Yoga Mudra – the gesture of bowing

Article by Heinz Grill

In the ancient times of India’s yoga culture, every bow expressed a kind of self-released act of devotion, an act of making oneself free from the body, with a simultaneous glimpse of the soul into the infinite cosmos. This body-free feeling is certainly closer for the oriental, who was able, in silent notions, to preserve a cosmic sentiment of soul. To the occidental, who fosters more of an anthropocentric mentality that shows less openness, this feeling of devotion is rather alien. The cosmocentric and anthropocentric attitudes of soul are indicative of the fundamental sentiments of East and West.

In the classical exercise Yoga Mudra, there manifests a release of the head, the neck and the upper body. While the seat in lotus establishes a stable base, the upper body leans forward to the earth. Tensionless, without any use of force, the body relinquishes itself to the fate of the earth. Equanimity and serenity are expressed through the relaxed bowed-down state.


The stable lotus seat and the relaxed upper body.

The more this letting go of the entire upper half of the body succeeds, the more freely and easily the breath can stream into the lung space. The bending down is like a complete state of bodily release and prepares the lungs for the in-streaming breath. Nevertheless, while the body glides relaxed to the floor, the mind dwells in utmost attentiveness, observation and perception towards the individual stages of the exercise.


Yoga mudra in the kneeling position is an easier variation.

The focused bowing of the body promotes a growing consciousness of sensitivity and more profound perception. Every form of bodily release enlivens the processes of sensing and of guiding the thoughts.


The wide extension of the arms supports the movement down to the floor.

It is the lungs that, during the conscious leaning forward, to an increasing extent are freed from pressures, so that the breath can take up a free movement. The lungs become like a riverbed for a movement of air, opening themselves through the calm in flawlessness and sovereignty, right into the most minute cells. The breath acquires depth without becoming heavy. Yoga Mudra could justifiably represent one of the most outstanding exercises to regenerate the pleura, the respiratory tract, the intercostal muscles, the diaphragm, the bronchi and bronchioles, and it relaxes the shoulders and the neck.

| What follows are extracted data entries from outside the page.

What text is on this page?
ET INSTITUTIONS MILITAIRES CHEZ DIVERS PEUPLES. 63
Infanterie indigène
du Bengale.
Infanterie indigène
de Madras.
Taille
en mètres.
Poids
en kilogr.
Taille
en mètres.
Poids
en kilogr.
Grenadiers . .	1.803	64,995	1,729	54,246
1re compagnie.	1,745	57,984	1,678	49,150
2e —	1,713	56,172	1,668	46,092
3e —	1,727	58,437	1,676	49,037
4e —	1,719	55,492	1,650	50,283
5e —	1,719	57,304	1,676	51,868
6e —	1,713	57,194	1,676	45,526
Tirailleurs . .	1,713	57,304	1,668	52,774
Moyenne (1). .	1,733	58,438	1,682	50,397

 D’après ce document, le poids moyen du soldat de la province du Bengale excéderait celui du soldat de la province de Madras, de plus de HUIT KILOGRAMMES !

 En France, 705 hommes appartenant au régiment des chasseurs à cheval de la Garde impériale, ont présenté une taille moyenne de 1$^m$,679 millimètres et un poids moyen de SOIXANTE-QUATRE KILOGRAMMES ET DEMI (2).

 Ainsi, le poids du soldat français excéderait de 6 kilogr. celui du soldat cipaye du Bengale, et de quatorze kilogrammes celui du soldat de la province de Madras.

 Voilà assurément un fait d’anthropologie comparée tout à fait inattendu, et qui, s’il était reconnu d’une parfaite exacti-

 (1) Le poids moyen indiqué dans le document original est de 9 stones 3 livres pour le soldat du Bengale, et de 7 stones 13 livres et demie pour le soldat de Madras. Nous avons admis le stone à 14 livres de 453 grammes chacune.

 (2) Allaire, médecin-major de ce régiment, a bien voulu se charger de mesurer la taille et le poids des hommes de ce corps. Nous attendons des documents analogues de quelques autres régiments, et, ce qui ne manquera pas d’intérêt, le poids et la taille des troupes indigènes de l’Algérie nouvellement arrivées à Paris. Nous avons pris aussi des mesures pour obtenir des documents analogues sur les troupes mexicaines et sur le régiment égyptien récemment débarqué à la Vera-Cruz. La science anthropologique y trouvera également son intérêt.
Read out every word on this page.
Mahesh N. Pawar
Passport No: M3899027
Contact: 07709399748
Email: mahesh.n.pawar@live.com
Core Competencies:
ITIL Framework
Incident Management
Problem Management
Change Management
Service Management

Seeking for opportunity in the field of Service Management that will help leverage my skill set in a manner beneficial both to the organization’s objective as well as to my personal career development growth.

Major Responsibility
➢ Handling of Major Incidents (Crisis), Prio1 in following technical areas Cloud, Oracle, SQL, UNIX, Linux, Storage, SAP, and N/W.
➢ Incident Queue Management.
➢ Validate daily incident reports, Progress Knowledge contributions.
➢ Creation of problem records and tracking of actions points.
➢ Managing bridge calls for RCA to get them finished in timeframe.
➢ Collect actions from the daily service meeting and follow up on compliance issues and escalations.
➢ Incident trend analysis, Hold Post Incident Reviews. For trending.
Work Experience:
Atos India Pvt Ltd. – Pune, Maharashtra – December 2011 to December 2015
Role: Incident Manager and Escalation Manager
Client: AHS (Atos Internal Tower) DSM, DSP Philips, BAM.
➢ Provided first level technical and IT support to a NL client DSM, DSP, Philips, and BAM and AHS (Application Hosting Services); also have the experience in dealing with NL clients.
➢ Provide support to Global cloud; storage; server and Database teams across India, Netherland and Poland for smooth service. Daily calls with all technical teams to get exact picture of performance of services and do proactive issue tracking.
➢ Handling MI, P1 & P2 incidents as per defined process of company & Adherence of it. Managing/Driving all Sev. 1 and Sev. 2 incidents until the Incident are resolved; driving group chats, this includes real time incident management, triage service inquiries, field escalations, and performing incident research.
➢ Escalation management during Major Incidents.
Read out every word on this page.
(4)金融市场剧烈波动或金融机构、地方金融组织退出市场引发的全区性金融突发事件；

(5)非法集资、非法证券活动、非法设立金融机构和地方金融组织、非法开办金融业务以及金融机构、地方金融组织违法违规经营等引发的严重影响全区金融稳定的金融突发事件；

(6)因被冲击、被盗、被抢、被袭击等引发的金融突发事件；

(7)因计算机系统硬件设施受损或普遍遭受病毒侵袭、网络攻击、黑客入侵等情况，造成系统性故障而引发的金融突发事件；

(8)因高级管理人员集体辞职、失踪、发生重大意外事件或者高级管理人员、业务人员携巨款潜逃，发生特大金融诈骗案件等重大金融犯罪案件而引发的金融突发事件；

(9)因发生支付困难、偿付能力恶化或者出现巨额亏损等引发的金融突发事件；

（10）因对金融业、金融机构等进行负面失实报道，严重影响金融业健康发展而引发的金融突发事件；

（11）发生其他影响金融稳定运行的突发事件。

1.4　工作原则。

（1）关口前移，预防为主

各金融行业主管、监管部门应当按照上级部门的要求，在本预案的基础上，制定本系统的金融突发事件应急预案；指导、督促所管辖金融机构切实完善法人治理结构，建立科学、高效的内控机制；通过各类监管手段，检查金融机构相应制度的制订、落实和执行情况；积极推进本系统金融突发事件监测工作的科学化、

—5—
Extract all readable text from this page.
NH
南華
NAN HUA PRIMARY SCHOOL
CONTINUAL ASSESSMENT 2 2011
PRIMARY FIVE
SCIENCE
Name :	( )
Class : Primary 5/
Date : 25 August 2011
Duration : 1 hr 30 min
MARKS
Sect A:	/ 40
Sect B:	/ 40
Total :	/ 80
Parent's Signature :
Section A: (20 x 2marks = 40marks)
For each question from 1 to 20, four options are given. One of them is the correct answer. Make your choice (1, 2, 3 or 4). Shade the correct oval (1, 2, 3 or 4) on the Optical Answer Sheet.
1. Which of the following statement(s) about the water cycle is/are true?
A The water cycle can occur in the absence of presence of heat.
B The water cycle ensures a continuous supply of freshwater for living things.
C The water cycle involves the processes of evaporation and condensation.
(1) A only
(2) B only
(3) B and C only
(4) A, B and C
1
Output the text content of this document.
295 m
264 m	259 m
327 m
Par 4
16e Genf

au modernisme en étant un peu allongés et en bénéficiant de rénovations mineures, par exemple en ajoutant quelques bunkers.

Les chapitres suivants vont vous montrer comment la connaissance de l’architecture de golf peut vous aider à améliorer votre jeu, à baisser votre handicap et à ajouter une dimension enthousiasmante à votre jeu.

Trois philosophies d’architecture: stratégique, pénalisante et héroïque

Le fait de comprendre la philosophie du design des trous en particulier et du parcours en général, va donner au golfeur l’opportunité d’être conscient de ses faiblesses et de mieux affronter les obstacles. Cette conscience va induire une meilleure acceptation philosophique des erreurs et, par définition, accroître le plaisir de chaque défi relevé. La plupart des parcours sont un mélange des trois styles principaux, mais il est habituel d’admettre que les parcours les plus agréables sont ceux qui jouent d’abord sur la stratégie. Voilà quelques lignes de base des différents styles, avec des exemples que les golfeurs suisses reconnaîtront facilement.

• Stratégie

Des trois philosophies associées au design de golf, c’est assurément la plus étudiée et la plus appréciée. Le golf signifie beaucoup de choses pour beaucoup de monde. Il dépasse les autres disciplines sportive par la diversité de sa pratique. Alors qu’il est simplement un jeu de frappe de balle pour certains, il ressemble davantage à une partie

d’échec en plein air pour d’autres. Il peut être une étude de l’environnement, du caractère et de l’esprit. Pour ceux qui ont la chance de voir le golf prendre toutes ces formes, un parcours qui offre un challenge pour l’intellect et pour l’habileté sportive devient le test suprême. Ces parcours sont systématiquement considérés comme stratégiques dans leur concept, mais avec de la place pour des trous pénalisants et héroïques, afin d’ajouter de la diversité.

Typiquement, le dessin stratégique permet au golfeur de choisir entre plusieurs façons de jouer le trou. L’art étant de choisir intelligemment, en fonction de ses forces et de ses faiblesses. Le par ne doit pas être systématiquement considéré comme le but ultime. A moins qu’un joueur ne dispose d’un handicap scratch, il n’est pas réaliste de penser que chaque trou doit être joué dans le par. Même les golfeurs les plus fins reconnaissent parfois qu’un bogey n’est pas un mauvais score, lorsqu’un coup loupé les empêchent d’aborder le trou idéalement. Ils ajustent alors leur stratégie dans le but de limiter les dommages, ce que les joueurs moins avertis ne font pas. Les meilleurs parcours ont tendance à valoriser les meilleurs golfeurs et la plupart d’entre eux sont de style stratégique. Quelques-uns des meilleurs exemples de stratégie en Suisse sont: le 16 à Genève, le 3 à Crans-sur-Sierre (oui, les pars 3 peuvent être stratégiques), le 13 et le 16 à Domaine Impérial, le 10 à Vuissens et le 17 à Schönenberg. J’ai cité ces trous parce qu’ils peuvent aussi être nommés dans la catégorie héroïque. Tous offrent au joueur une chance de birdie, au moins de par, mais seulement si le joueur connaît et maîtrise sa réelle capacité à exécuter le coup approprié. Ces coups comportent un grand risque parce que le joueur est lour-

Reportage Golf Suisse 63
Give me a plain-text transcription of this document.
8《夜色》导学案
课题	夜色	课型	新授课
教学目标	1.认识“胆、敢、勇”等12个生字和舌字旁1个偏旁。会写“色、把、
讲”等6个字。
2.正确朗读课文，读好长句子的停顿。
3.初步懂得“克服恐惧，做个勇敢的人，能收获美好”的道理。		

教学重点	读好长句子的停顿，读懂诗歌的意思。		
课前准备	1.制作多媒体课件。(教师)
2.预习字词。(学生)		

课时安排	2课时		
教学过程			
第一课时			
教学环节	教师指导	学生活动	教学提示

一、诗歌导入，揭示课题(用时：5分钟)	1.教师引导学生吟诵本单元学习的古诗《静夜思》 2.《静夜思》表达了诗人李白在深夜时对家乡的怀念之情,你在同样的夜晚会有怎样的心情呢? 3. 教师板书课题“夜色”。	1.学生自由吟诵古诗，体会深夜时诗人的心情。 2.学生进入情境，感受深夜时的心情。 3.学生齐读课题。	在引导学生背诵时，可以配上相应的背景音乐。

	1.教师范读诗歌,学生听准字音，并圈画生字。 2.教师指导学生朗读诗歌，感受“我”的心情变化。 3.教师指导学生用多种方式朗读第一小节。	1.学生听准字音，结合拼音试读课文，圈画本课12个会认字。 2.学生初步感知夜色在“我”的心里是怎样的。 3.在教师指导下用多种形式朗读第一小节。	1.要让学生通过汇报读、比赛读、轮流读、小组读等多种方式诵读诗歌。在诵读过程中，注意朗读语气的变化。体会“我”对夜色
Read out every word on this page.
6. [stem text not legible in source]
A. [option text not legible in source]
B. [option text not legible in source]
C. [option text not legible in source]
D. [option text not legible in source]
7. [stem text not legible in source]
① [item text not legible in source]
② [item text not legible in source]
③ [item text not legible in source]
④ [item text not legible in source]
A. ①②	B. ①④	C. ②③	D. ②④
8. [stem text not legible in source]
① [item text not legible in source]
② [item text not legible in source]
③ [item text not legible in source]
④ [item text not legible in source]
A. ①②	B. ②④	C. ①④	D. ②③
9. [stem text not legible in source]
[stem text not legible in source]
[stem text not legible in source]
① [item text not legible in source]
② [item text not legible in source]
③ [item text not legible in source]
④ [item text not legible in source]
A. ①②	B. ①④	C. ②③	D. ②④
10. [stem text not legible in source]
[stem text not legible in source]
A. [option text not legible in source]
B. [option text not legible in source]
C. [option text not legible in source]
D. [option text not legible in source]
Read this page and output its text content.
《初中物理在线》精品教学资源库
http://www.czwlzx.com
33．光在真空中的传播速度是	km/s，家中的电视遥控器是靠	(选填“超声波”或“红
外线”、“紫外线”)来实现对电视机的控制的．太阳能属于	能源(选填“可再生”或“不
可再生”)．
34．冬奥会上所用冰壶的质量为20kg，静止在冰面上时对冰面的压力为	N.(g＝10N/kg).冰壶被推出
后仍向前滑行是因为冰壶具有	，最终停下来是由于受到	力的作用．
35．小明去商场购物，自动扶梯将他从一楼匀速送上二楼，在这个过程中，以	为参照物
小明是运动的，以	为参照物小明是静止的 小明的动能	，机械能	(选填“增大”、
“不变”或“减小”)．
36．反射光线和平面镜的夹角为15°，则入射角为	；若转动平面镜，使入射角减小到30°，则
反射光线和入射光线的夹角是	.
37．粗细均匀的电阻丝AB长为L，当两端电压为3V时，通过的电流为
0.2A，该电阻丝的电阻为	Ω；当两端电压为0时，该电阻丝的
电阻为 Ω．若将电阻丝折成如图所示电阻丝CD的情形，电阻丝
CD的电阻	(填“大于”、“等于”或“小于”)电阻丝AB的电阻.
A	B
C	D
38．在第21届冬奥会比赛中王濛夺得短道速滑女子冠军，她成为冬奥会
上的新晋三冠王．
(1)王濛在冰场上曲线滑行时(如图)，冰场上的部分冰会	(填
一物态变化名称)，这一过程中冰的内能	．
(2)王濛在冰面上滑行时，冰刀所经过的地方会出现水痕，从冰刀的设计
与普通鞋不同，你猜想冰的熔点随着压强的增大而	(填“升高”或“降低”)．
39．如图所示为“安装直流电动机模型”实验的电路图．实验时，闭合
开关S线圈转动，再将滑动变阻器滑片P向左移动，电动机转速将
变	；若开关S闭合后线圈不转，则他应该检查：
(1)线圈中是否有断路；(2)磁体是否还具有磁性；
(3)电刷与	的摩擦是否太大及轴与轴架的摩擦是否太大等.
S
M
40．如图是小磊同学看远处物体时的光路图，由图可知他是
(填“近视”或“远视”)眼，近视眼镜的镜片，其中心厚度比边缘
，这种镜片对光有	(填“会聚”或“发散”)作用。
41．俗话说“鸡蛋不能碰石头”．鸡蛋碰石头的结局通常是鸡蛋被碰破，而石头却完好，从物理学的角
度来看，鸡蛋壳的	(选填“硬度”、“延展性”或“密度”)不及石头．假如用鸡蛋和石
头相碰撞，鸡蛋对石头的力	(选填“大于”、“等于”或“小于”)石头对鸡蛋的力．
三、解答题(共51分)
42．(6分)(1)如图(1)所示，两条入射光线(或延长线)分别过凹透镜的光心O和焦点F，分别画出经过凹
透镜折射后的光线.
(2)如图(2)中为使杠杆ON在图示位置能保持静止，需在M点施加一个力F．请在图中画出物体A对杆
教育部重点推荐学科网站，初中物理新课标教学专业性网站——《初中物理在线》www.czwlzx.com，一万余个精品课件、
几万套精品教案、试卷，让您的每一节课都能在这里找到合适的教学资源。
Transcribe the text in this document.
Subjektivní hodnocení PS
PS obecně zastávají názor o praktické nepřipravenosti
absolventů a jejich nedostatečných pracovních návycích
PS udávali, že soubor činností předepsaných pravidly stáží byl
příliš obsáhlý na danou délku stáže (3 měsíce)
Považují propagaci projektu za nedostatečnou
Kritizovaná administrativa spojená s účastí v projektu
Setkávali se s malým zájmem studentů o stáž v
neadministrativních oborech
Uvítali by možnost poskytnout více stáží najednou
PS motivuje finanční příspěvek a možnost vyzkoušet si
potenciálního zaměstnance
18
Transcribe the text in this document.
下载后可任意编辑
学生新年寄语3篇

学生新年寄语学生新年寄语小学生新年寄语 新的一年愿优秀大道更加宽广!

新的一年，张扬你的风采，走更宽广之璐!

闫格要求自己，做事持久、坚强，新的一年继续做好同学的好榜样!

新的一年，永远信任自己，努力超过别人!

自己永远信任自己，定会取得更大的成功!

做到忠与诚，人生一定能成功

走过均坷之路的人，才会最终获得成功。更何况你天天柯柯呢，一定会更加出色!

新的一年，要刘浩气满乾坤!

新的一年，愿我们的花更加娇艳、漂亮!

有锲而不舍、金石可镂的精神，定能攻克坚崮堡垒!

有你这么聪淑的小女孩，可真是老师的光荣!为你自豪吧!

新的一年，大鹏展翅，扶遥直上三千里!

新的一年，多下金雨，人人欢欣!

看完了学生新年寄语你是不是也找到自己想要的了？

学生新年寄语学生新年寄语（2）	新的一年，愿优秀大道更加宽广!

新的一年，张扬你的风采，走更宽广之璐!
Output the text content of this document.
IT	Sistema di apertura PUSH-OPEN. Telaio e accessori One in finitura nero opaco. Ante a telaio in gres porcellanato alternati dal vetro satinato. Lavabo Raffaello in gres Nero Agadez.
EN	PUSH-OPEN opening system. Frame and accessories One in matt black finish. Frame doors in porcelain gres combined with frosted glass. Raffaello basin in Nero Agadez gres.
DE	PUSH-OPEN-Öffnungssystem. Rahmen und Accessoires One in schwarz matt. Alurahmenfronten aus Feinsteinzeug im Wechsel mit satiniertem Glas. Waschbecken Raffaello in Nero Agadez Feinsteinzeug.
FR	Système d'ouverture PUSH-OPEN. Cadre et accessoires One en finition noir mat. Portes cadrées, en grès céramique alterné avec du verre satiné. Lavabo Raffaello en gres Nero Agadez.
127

Yoga Mudra with variations:


Extending the sides of the body: parsva yogamudra.

Practitioners are bent forward with their upper body and lower themselves to the earth. A subtle process, which can be identified as roughly comparable with a feeling of bodily dying, constantly accompanies the individual stages of tilting oneself forward. The skin has a correspondence with the lungs. It remains relaxed over the whole body and face. When the skin is experienced by yoga practitioners as relaxed, they notice an easier and freer in-flowing of breath. For this reason practitioners should occasionally pay attention to the relaxed skin of their body.

The following variations are very demanding as practitioners need a fundamental degree of flexibility in order to be able to master the bound form of the lotus (as follows) to some extent free from tension.


Bound lotus bowing down.

Easier to perform is the arm movement backwards in a suitably chosen sitting position. While the arms rise steeply backwards and upwards, the shoulders and neck remain relaxed. The breath flows into the depth and holds present an exceptionally silent action of forces.


Arm variation behind the back

This movement that follows is usually only possible by conceding to a certain degree of tension at the skin. Nevertheless attention should be paid to the streaming in of breath, as if into a free riverbed, which opens itself to a movement coming from outside.


Yoga Mudra with hands folded behind the back.